Getting to I-Thou

 


Yesterday I wrote about the I-Thou relationship which Martin Buber espouses. Today I follow up with a quote from the great African American mystic and theologian Howard Thurman and hopefully connect the two.

“The first step toward love is a common sharing of a sense of mutual worth and value. This cannot be discovered in a vacuum or in a series of artificial or hypothetical relationships.” (Jesus and the Disinherited)

I believe that both are speaking to authenticity, connectedness and commonality or community. I also believe that both are distinguishing right relationship or righteousness from self-righteousness and discrimination.

Thurman goes on to make two points about mutual worth and value shared. He says that true common worship is intended to honor such mutuality and bring it forth. He also says that Jesus demonstrated this right relationship by coming alongside the poor, the disinherited, the weak. 
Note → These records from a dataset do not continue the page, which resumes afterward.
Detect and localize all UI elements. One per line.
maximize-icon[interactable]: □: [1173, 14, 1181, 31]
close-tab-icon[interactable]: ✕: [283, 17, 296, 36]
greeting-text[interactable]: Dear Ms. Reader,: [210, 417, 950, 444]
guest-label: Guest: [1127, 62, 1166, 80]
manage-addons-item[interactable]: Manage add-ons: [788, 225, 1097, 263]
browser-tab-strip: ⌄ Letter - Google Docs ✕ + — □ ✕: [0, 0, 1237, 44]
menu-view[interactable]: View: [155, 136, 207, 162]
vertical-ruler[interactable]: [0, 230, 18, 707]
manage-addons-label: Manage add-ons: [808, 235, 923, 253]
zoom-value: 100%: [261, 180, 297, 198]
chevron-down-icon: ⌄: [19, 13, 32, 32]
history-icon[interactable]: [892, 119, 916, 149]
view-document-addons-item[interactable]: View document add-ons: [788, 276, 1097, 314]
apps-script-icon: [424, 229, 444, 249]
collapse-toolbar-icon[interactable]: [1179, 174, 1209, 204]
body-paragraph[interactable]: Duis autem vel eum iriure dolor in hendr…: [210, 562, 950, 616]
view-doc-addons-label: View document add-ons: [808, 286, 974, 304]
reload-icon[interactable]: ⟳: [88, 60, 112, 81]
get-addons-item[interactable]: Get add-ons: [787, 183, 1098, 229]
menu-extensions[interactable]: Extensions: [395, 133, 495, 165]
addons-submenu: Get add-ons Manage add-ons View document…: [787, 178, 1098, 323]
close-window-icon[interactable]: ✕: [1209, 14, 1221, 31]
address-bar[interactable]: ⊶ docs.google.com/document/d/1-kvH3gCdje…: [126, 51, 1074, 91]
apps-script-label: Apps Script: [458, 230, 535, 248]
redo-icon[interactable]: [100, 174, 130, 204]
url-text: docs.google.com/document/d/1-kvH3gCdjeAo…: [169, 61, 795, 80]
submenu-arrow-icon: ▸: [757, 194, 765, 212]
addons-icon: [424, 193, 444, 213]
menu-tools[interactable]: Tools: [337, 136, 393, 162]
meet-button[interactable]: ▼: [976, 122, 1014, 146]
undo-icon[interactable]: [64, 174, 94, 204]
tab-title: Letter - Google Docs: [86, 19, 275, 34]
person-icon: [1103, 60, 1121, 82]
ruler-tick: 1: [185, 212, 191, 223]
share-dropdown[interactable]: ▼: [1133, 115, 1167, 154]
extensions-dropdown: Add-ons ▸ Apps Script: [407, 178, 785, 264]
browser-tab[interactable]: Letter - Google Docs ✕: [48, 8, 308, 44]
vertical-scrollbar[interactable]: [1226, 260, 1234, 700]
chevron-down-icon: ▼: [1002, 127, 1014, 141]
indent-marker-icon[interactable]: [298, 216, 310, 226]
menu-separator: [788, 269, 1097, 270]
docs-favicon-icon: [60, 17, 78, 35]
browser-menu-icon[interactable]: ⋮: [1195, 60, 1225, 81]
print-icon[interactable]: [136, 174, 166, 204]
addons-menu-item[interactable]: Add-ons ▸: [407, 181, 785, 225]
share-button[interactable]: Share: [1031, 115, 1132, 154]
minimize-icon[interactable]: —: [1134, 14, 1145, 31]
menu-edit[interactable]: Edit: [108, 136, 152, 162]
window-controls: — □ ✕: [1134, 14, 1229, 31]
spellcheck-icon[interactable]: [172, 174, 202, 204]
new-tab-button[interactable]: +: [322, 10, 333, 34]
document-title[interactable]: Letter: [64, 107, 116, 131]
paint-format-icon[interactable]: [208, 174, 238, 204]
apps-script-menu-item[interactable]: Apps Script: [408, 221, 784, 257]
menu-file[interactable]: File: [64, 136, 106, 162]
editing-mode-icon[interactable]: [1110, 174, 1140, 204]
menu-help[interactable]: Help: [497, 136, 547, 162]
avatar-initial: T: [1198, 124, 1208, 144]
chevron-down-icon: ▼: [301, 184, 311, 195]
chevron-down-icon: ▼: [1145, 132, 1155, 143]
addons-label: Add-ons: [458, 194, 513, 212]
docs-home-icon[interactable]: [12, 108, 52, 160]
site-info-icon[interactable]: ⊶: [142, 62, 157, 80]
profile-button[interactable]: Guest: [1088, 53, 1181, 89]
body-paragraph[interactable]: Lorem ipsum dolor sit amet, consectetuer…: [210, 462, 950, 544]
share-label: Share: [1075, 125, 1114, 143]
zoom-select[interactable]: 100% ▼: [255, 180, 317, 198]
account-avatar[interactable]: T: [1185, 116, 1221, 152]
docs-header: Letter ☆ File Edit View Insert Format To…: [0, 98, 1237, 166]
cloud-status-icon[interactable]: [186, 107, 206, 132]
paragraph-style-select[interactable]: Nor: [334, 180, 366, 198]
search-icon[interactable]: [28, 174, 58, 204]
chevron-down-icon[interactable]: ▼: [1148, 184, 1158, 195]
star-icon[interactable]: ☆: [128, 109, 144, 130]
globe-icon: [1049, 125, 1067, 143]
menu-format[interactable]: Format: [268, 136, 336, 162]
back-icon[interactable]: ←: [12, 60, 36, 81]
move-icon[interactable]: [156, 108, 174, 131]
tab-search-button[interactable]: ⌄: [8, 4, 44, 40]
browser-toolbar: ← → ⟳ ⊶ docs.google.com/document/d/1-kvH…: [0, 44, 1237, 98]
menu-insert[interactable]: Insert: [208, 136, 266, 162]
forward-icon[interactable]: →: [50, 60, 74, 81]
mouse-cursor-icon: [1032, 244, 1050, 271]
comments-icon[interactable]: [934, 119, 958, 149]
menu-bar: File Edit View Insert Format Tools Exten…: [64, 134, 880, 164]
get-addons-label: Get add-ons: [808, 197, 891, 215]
Unfortunately, Thurman also points out that religion has been used to segregate rather than integrate. This is still the case after hundreds of years. 

Yet, praying with Thurman and Buber, offers me an opportunity to imagine a different way. I believe that part of that way is to reorient toward the sacred in all of us. I am thinking about reverence now. That is a way to not only come alongside but to also get to the Thou instead of the objectified It. May this Lent bring us closer to true common worship and thus to God and each other.